Cellular reprogramming towards iPSCs
iPSCs are a type of pluripotent stem cell that can be generated directly from adult cells and the recent advances in this area have opened up many gateways for the research in cell-based therapeutics. Cellular reprogramming of aged somatic cells towards iPSC enables the editing and resetting of the cellular clock by removing the characteristic feature of aging. The ability to derive iPSCs from aging-related pathological cells have enabled investigators to develop recombination-based therapeutic approaches to edit genetic defects responsible of premature and accelerated aging. The reprogramming of aged somatic cells to target stem can be used as an alternative source to get cells for transplantation and for genetic editing. Recent studies show encouraging effects of reprogramming in rejuvenation of senescent cells, as evident by elongated telomeres and reduced oxidative stress. Human iPSC-based models for aging-related degenerative diseases have been tested to understand the disease dynamics in Parkinson’s disease,
Alzheimer’s disease and in progeroid laminopathies. Valuable information from these studies has resulted in the first clinical trial for progeroid patients. In a mouse model of skeletal defect, human iPSC designed to express PAX7 were able to be differentiated into muscle progenitor cells that engrafted and repaired the defective dystrophin-positive myofibers formation. In case of Hutchinson-Gilford progeria syndrome (HGPS), reprogramming of HGPS fibroblasts by transduction with vectors expressing Oct4, Sox2, Klf4 and c-Myc has been reported to revert aging-associated markers, such as Lamin, to a “young” state.
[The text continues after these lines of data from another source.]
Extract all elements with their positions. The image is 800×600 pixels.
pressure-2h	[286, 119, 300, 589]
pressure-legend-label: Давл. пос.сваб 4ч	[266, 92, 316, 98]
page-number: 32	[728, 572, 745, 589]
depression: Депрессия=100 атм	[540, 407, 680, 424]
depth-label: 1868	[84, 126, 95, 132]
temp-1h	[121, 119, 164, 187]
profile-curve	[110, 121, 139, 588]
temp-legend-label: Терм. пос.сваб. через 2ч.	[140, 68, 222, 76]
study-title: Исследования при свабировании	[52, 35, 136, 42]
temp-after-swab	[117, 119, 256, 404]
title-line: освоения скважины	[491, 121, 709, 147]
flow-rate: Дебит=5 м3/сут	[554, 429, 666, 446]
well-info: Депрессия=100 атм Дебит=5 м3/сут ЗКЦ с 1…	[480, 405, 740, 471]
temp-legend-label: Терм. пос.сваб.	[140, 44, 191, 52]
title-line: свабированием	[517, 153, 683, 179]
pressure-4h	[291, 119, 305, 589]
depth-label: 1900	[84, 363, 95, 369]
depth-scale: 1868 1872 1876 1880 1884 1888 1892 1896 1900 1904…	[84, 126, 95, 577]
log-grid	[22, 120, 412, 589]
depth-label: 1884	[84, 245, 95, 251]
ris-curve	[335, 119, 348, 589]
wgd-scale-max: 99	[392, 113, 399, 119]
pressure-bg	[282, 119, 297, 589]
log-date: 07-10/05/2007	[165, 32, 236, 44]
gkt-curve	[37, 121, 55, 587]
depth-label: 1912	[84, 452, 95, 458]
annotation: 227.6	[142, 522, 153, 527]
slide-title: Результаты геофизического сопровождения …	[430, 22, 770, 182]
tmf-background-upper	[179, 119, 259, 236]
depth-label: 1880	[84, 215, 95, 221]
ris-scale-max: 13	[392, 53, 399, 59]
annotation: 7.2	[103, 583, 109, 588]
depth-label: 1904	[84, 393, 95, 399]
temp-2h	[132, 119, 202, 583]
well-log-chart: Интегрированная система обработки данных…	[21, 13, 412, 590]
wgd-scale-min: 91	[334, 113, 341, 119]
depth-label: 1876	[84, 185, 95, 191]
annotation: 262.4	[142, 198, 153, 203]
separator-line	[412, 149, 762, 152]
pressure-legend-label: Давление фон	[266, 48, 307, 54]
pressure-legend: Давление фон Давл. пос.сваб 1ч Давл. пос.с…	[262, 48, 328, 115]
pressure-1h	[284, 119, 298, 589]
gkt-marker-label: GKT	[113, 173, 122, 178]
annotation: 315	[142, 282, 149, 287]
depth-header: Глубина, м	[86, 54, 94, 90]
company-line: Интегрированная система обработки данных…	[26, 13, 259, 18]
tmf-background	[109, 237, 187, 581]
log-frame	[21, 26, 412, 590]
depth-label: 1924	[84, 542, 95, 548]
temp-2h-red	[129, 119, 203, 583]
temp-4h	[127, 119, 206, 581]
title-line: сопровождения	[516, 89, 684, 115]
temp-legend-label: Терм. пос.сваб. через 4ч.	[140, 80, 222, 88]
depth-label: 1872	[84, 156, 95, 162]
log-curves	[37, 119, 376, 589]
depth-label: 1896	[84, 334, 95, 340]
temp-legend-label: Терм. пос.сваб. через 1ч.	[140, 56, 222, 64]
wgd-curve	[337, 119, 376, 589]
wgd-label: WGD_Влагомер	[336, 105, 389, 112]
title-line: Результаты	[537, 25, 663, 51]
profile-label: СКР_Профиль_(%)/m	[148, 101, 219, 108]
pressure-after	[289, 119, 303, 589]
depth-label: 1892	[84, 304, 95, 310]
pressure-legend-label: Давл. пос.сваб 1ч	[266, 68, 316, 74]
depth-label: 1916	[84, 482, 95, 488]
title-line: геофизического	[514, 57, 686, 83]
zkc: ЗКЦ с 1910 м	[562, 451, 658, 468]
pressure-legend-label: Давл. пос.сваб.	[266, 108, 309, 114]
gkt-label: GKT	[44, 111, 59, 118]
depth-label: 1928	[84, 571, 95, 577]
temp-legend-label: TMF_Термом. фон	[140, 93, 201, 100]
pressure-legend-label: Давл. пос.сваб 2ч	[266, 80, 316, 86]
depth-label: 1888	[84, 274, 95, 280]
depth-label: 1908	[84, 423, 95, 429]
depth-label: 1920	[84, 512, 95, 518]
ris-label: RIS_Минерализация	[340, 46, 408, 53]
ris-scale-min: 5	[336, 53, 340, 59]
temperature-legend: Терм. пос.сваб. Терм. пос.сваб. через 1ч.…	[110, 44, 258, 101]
As discussed above, the telomere length is inversely linked to the chronical age, and thus it is believed that increasing the length of telomere may increase life span. Many advanced approaches are being developed to efficiently increase the telomere length and to protect cells from chromosome shortening. In in vitro cultured human cells, the delivery of RNA coding for telomere-extending protein has been reported to increase the cell proliferation rate. In telomere-deficient mice, genetic editing to reactivate telomerase activity has been reported to reverse the aging symptoms. Telomerase activation drugs and telomerase gene therapy are also alternative approaches that aim to increase the telomere length to protect the cells from premature aging[135,136].